Questo vuol dire che nell’età della massima invasività delle immagini e della sua mediatizzazione, la tendenza ad isolarci e a vivere da soli è molto forte?
«Purtroppo sì. Prendiamo il c.d. “selfie” (l’autoscatto che ognuno di noi può agevolmente praticarsi con l’utilizzo di un semplice smartphone): ebbene, questa pratica è la rappresentazione plastica, allo stato puto, del narcisista solitario. Questi si fotografa o si lascia fotografare vicino a una scultura fino a costo di provocare danni all’opera, che gli interessa meno come prodotto artistico e assai più come attestato della sua compresenza con un essere inanimato: è l’oggetto-altro considerato come prolungamento del suo “io” presente».
Ce ne rendiamo conto nella via quotidiana: assistiamo ad eccessi spesso inspiegabili…
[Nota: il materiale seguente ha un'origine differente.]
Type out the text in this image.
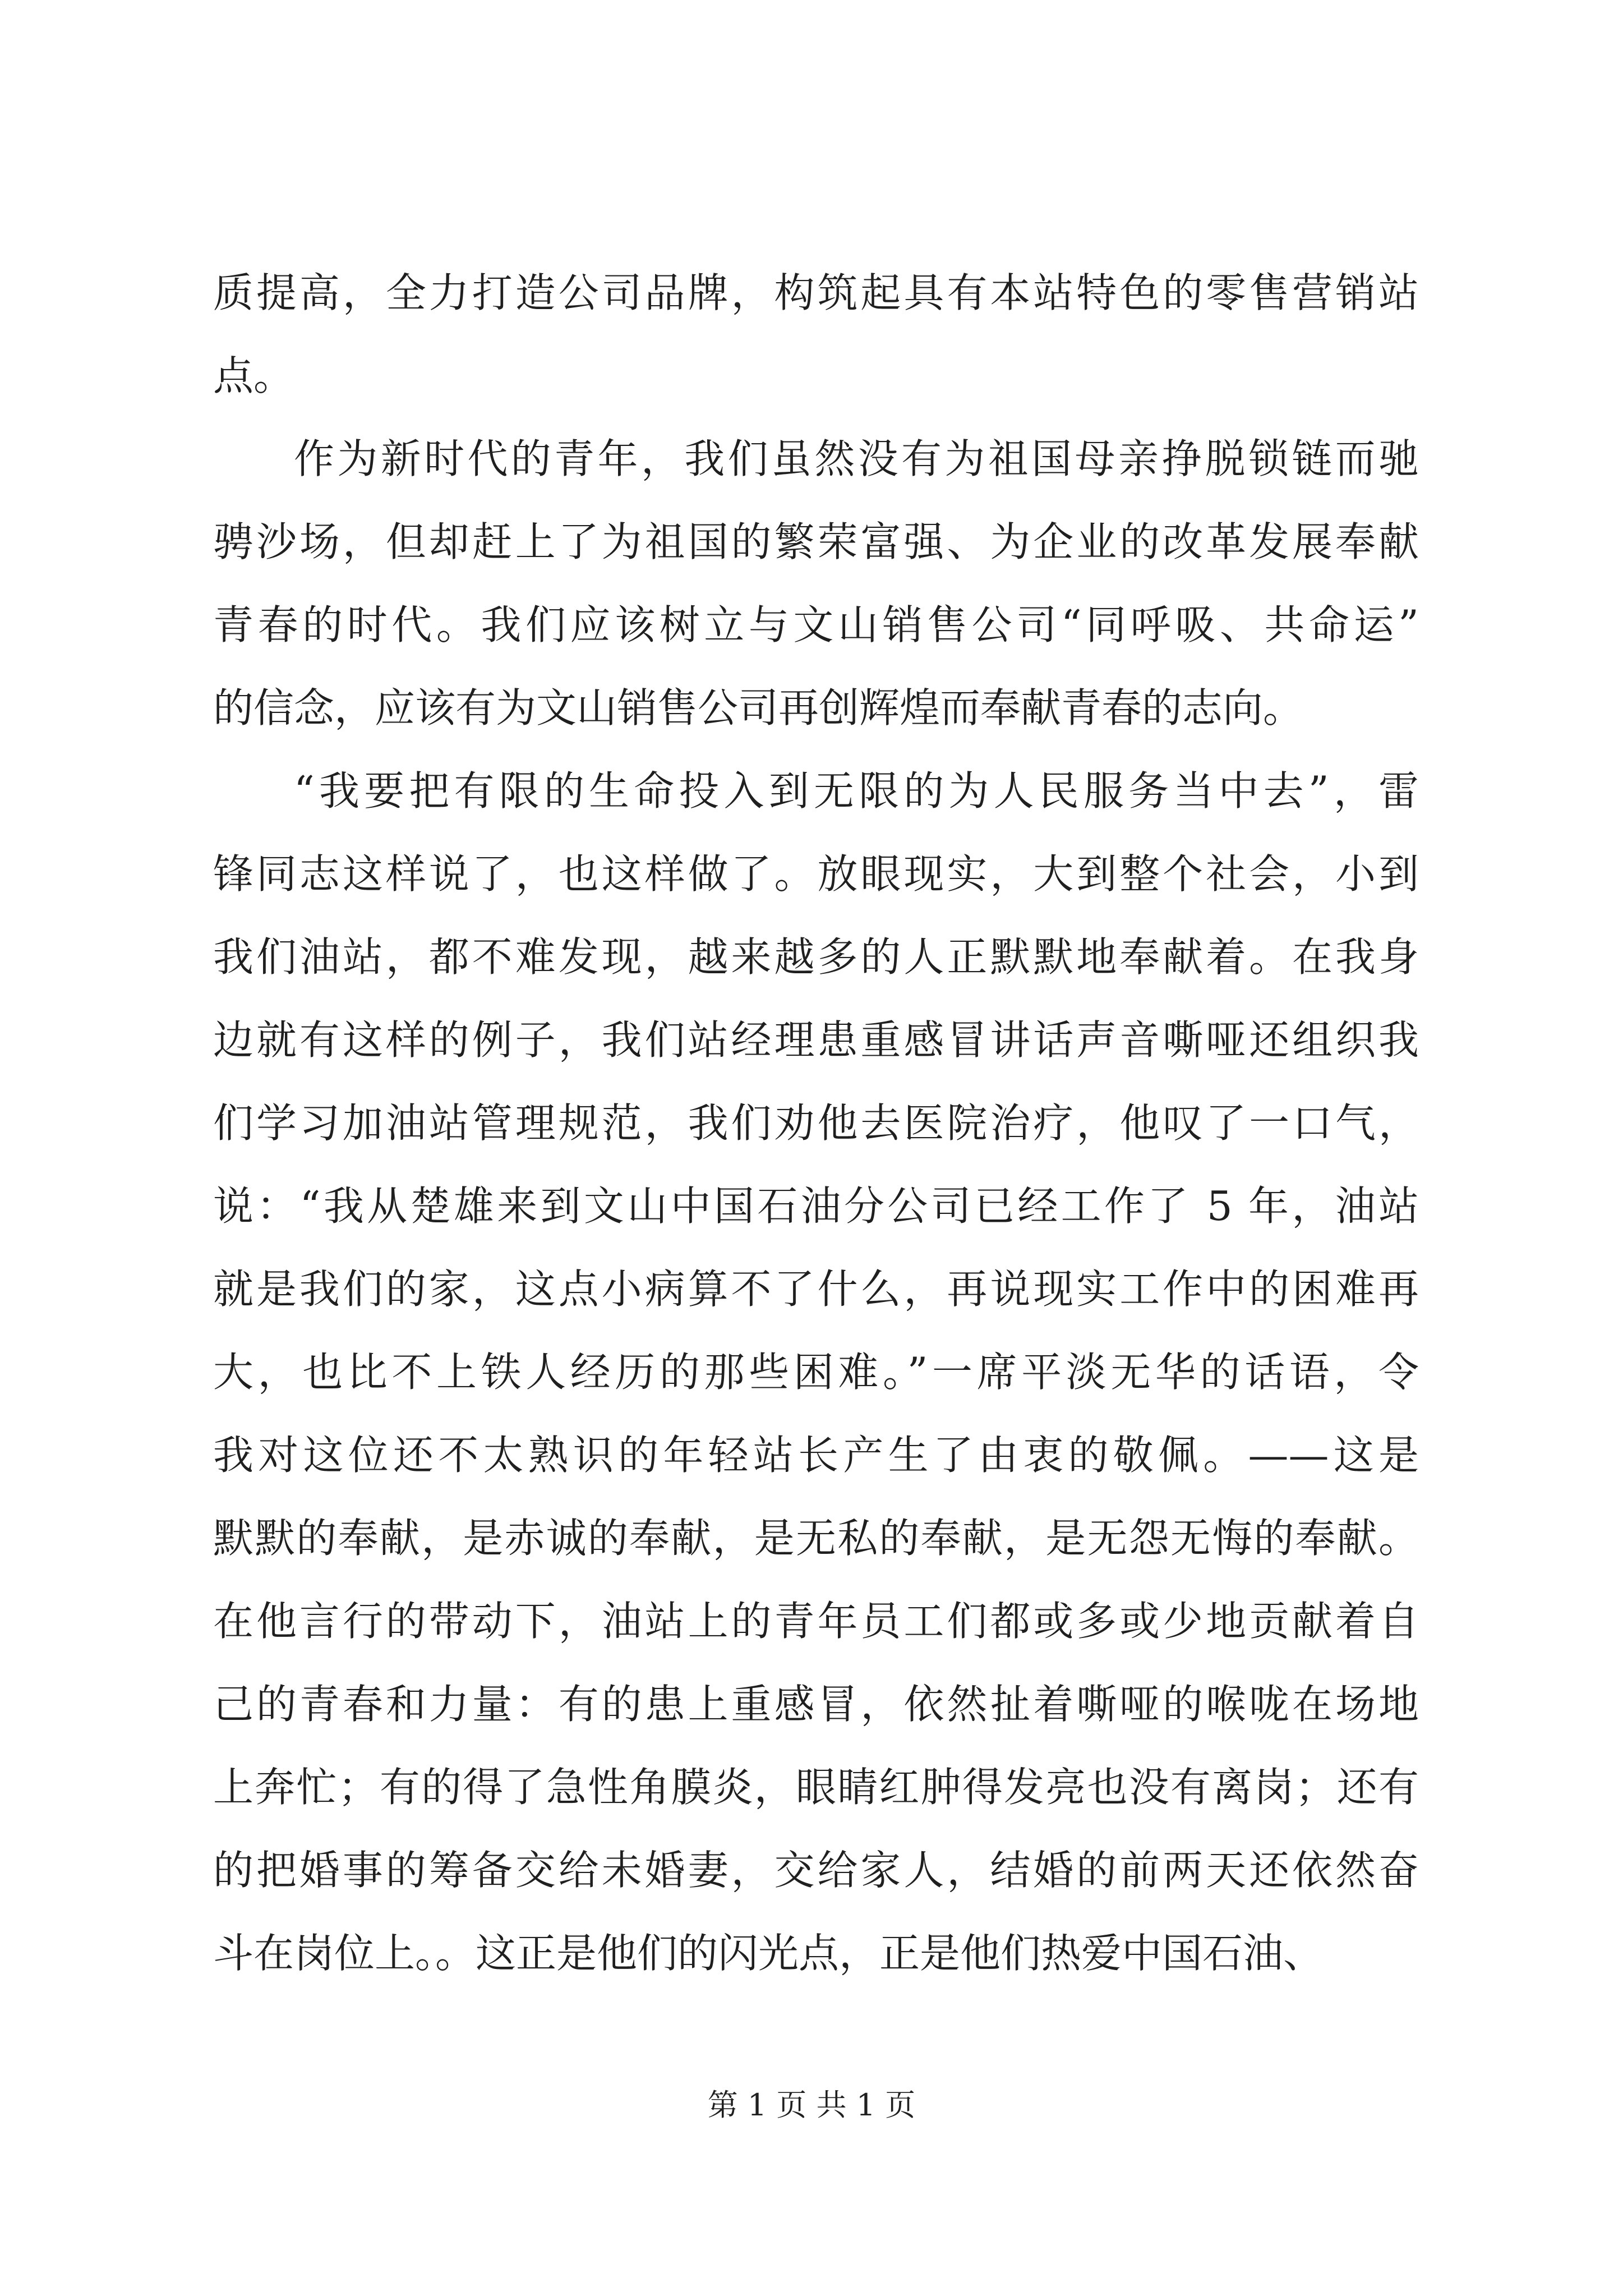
质提高，全力打造公司品牌，构筑起具有本站特色的零售营销站
点。
作为新时代的青年，我们虽然没有为祖国母亲挣脱锁链而驰
骋沙场，但却赶上了为祖国的繁荣富强、为企业的改革发展奉献
青春的时代。我们应该树立与文山销售公司“同呼吸、共命运”
的信念，应该有为文山销售公司再创辉煌而奉献青春的志向。
“我要把有限的生命投入到无限的为人民服务当中去”，雷
锋同志这样说了，也这样做了。放眼现实，大到整个社会，小到
我们油站，都不难发现，越来越多的人正默默地奉献着。在我身
边就有这样的例子，我们站经理患重感冒讲话声音嘶哑还组织我
们学习加油站管理规范，我们劝他去医院治疗，他叹了一口气，
说：“我从楚雄来到文山中国石油分公司已经工作了 5 年，油站
就是我们的家，这点小病算不了什么，再说现实工作中的困难再
大，也比不上铁人经历的那些困难。”一席平淡无华的话语，令
我对这位还不太熟识的年轻站长产生了由衷的敬佩。——这是
默默的奉献，是赤诚的奉献，是无私的奉献，是无怨无悔的奉献。
在他言行的带动下，油站上的青年员工们都或多或少地贡献着自
己的青春和力量：有的患上重感冒，依然扯着嘶哑的喉咙在场地
上奔忙；有的得了急性角膜炎，眼睛红肿得发亮也没有离岗；还有
的把婚事的筹备交给未婚妻，交给家人，结婚的前两天还依然奋
斗在岗位上。。这正是他们的闪光点，正是他们热爱中国石油、
第 1 页 共 1 页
«E’ allarmante, lo so, ma nella società di massa contemporanea prevalgono le deformazioni patologiche della solitudine. Anche in situazioni ricorrenti, non definibili immediatamente patologiche, il pendolo oscilla fra l’ossessiva ricerca dell’ottimizzazione delle performance individuali, della totale esteriorizzazione, la messa a nudo dei comportamenti che prescindono dagli stati emotivi e nascondono la propria interiorità, da un lato, e la strenua difesa della privatezza, dall’altro, che non è il diritto alla privacy, bensì, come scrive Mattia Ferraresi, “l’affermazione del proprio dominio incontrastato nello spazio del sé. Ma questa venerata e protetta autonomia ha un prezzo: la separazione dall’altro”».